Binance CEO Changepeng Zhao (CZ) also talked about Leverage

The CEO also wrote about Leverage in the crypto industry, whereby companies take out loans using cryptocurrency as collateral, often multiplying their position.

Leverage was central to June’s market meltdown, as multiple lending platforms saw their riskier loan positions approach liquidation while their crypto collateral tanked in value.

Celsius, for instance, was forced to indefinitely pause all withdrawals from the platform as it sourced liquidity to refinance its loan. Babel Finance was forced into a similar position shortly afterward due to its involvement with 3AC, which also took on multiple risky loans.

CZ distinguishes between two types of Leverage within the crypto ecosystem: Fast and slow.

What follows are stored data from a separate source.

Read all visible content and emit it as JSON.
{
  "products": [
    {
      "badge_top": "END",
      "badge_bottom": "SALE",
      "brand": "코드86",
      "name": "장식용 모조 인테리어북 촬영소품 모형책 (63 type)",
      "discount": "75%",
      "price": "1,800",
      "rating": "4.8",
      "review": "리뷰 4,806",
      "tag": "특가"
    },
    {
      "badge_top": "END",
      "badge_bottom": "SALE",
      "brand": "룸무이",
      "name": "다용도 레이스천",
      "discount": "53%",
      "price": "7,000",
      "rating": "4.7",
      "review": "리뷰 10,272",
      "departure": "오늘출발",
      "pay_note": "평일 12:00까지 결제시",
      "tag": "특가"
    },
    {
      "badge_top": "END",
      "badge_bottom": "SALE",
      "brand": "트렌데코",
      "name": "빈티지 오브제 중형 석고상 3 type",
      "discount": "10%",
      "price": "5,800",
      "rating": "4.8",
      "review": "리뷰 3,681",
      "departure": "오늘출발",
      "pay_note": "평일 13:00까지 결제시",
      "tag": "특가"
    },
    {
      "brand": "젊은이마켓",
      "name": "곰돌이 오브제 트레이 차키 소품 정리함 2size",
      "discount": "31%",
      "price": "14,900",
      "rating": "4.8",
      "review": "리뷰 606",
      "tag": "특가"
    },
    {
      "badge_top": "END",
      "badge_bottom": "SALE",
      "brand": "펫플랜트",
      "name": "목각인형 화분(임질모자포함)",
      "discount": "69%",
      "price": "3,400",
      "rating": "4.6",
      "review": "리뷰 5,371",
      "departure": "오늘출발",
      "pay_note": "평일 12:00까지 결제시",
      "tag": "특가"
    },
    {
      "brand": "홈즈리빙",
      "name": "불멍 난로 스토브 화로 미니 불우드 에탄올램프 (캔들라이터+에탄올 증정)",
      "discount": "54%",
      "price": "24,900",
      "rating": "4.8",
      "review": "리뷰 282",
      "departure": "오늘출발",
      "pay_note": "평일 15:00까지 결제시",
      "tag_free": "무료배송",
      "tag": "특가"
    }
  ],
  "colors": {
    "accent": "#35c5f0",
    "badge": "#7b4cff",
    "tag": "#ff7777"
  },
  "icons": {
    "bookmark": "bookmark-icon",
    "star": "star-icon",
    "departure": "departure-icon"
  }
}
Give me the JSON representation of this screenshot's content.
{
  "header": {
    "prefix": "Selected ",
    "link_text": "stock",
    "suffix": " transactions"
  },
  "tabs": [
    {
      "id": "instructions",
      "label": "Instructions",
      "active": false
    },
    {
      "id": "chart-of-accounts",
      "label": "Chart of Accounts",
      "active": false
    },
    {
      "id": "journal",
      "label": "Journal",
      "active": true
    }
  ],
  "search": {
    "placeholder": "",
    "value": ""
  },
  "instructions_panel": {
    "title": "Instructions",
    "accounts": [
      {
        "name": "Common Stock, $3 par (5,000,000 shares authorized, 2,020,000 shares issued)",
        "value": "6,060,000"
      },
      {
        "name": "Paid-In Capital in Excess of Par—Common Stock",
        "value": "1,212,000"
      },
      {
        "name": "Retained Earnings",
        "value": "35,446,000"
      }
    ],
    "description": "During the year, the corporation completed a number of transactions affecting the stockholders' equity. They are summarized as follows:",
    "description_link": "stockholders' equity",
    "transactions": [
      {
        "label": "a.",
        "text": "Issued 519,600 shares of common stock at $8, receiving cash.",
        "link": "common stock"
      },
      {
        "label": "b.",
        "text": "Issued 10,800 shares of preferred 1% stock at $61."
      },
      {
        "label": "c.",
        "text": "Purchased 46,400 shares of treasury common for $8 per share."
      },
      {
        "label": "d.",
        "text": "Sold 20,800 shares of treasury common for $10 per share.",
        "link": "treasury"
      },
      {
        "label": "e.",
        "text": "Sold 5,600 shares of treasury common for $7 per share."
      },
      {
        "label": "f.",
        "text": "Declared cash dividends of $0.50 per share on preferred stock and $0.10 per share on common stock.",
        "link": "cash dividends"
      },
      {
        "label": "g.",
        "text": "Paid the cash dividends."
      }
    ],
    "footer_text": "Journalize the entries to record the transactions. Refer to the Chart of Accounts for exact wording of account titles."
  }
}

Fast Leverage is often related to futures products trading on centralized exchanges. If there’s any liquidation cascade, it tends to begin and end very quickly with this Leverage. For example, on March 12, 2020, Bitcoin crashed from $8000 to $3000 in a single day due to this Leverage but quickly recovered.

On the other hand, today’s market seems to be plagued by slow Leverage – where funds lend to other funds and Defi protocols to invest. The cascading effect of this Leverage can often spread much more slowly while also taking longer to admit to by troubled platforms.

“So far, I believe the blockchain industry has shown tremendous resilience. If two years ago, on March 12, 2020, you told me bitcoin’s price would be $20,000 in June 2022, I would be pretty happy. So, why not zoom out for a more balanced perspective?” “I believe we have not seen the end of these yet,” concluded CZ.